Aynı zamanda, Belarus lideri, her zamanki gibi, halkı hakkında iyi konuşmayı unutmadı:
Belarusluları Ruslara karşı itmek mümkün olmayacak. Sadece Ruslarla değil. Genelde Ruslarla. Bu, Rusya'daki birine bir şekilde kâr payı almanın yolu değil. Çalışmayacak. Bir keresinde kaba bir şekilde söyledim: biz kendimiz Rusuz, bizi birbirimize karşı itmek imkansız, bir Belaruslu, kalite işareti olan bir Rus.
İlginç bir şekilde, Belarus Cumhurbaşkanı, Ruslarla ve Belaruslularla yüzleşmek için başarısız bir girişim örneği olarak, birkaç hafta önce Minsk metrosunda meydana gelen bir tür belirsiz iç kavgayı gösterdi.

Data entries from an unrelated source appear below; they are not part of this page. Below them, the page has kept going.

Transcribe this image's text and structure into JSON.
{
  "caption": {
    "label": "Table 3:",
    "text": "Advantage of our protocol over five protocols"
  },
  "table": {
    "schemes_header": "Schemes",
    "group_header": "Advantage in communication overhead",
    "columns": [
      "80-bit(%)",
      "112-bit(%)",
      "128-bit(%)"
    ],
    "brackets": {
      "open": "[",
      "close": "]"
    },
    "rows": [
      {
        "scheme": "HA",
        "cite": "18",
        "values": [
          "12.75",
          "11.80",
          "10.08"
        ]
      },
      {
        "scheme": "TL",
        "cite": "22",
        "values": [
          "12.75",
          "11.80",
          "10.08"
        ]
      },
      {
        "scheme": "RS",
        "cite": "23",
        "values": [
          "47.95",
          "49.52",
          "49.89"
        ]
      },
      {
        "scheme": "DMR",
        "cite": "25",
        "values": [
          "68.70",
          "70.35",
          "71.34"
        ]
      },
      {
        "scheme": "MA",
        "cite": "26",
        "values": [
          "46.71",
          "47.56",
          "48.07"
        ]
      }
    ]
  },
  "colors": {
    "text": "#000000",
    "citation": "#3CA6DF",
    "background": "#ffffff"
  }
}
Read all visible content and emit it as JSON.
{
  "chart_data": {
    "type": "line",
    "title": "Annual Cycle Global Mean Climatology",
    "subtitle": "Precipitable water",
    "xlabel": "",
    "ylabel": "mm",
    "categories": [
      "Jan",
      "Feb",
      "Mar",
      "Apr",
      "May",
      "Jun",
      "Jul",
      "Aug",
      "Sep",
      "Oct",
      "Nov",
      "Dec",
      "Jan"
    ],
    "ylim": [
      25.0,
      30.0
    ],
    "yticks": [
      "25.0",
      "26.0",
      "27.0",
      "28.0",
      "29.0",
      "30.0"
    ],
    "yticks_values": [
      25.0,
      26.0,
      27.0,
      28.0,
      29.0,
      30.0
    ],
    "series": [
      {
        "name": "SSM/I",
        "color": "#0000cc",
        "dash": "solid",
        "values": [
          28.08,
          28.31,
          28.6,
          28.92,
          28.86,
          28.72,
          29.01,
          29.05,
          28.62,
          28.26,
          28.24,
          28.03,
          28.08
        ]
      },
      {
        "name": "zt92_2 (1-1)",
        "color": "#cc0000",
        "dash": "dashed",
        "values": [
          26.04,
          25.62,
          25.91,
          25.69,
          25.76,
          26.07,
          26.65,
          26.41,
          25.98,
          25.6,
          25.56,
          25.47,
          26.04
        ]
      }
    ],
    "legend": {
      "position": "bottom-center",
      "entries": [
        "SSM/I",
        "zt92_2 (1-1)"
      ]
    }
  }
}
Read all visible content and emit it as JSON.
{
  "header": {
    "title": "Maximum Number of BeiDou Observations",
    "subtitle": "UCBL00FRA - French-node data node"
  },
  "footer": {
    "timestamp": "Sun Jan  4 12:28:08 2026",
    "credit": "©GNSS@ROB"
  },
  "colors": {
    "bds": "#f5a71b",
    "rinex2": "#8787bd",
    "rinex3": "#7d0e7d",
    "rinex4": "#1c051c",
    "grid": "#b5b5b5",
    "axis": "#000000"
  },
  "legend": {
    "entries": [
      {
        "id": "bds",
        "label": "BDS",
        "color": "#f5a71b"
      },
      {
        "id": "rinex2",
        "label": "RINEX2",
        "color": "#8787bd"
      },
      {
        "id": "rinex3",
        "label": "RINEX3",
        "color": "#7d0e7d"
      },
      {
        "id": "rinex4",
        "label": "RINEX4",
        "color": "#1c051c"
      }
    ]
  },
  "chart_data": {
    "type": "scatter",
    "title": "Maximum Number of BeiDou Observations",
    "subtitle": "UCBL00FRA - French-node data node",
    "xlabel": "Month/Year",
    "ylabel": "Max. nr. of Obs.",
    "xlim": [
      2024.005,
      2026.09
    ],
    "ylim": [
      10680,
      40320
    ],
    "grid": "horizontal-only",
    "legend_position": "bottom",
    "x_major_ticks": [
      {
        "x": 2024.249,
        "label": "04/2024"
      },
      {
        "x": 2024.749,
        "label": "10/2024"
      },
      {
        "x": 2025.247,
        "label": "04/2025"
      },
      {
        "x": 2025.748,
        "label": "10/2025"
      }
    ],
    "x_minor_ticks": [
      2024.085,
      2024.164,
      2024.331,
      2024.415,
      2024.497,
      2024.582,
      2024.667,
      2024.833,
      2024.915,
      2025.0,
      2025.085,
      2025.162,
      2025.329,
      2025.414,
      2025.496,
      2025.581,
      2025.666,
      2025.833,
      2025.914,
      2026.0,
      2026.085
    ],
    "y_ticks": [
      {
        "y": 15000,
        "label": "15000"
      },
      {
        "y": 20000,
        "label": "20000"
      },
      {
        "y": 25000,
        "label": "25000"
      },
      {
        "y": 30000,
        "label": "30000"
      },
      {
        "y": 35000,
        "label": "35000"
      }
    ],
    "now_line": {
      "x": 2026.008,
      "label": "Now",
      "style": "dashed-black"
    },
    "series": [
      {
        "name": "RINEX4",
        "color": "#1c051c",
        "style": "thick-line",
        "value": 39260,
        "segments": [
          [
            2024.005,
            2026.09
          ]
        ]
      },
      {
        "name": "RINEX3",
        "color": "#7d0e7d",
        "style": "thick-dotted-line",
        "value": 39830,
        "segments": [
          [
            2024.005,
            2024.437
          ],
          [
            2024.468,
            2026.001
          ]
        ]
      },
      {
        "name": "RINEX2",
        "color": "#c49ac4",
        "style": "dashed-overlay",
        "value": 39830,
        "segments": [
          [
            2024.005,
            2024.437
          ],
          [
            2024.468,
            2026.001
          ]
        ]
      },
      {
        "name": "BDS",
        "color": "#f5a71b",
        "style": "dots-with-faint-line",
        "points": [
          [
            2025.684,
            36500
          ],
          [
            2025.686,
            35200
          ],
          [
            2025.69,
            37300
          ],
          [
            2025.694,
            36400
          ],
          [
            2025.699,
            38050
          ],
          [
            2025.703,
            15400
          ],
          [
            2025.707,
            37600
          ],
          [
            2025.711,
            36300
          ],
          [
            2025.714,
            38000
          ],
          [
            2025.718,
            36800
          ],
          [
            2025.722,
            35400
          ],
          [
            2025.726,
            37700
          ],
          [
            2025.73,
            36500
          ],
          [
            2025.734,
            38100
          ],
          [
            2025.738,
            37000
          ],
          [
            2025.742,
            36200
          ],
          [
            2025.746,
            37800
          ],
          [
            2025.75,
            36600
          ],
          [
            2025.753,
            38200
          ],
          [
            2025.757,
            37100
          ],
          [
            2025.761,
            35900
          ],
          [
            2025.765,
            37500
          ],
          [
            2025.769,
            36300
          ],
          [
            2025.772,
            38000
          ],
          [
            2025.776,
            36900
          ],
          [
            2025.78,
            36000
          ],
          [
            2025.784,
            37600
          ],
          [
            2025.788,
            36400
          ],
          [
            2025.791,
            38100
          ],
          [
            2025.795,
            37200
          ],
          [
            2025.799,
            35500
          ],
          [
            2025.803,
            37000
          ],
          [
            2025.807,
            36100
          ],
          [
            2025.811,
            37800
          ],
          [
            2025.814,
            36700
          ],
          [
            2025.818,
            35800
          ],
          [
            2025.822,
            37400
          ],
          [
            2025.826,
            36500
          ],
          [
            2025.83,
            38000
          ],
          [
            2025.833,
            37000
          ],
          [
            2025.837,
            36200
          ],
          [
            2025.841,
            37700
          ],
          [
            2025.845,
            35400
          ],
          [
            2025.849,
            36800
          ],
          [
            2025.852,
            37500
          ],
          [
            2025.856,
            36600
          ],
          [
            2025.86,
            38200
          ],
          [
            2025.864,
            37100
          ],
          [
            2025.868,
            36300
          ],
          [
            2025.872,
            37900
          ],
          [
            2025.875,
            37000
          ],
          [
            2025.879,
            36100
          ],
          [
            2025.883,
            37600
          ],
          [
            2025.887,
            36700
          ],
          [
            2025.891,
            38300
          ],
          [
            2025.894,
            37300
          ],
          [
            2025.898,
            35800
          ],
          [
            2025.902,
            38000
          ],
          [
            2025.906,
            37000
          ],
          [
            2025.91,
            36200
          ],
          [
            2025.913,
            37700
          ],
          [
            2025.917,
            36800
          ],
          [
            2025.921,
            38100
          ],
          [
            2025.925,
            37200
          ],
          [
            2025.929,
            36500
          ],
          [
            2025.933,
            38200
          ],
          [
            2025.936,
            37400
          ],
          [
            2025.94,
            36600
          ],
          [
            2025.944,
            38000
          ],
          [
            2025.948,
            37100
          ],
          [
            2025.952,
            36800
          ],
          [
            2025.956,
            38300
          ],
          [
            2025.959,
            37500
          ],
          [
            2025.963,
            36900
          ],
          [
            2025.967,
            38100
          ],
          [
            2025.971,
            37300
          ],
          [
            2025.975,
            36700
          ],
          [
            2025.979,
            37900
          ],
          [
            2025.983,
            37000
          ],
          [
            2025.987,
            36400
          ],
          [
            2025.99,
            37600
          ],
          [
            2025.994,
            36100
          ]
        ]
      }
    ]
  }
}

Ocak 2019'un başında, sosyal ağlarda bir Kazak Kuban'da açıkça sarhoş bir adamın bir metro arabasından atıldığı bir video yayınlandı.
Görünüşe göre böyle bir olay, yerel bölge dışında kimsenin dikkatini hak etmiyor, ancak yine de devlet başkanı bunu hatırladı:
Dedikleri gibi Rusların kokusu olmadığı ortaya çıktı. Bu iki Belaruslu arasındaki bir çatışma. Dahası, hızla filme alındı ve internette yayınlandı.
Şimdi komşu devletin başkanının Rusya ile ilişkiler konusunda giderek daha fazla endişe duyduğu belirtilmelidir. Bunu anlamak kolaydır. Rusya, Lukashenka'nın koşullarını kabul ederek Belarus'a taviz vermek istemiyor. Ancak Minsk, ikili ilişkilerin bozulmasının olası sonuçlarından da endişe duyuyor. Lukashenka, Batı'nın kendisine ihtiyacı olmadığını ve siyasi açıdan kaderinin Rusya ve onun desteğiyle çok yakından bağlantılı olduğunu gayet iyi anlıyor.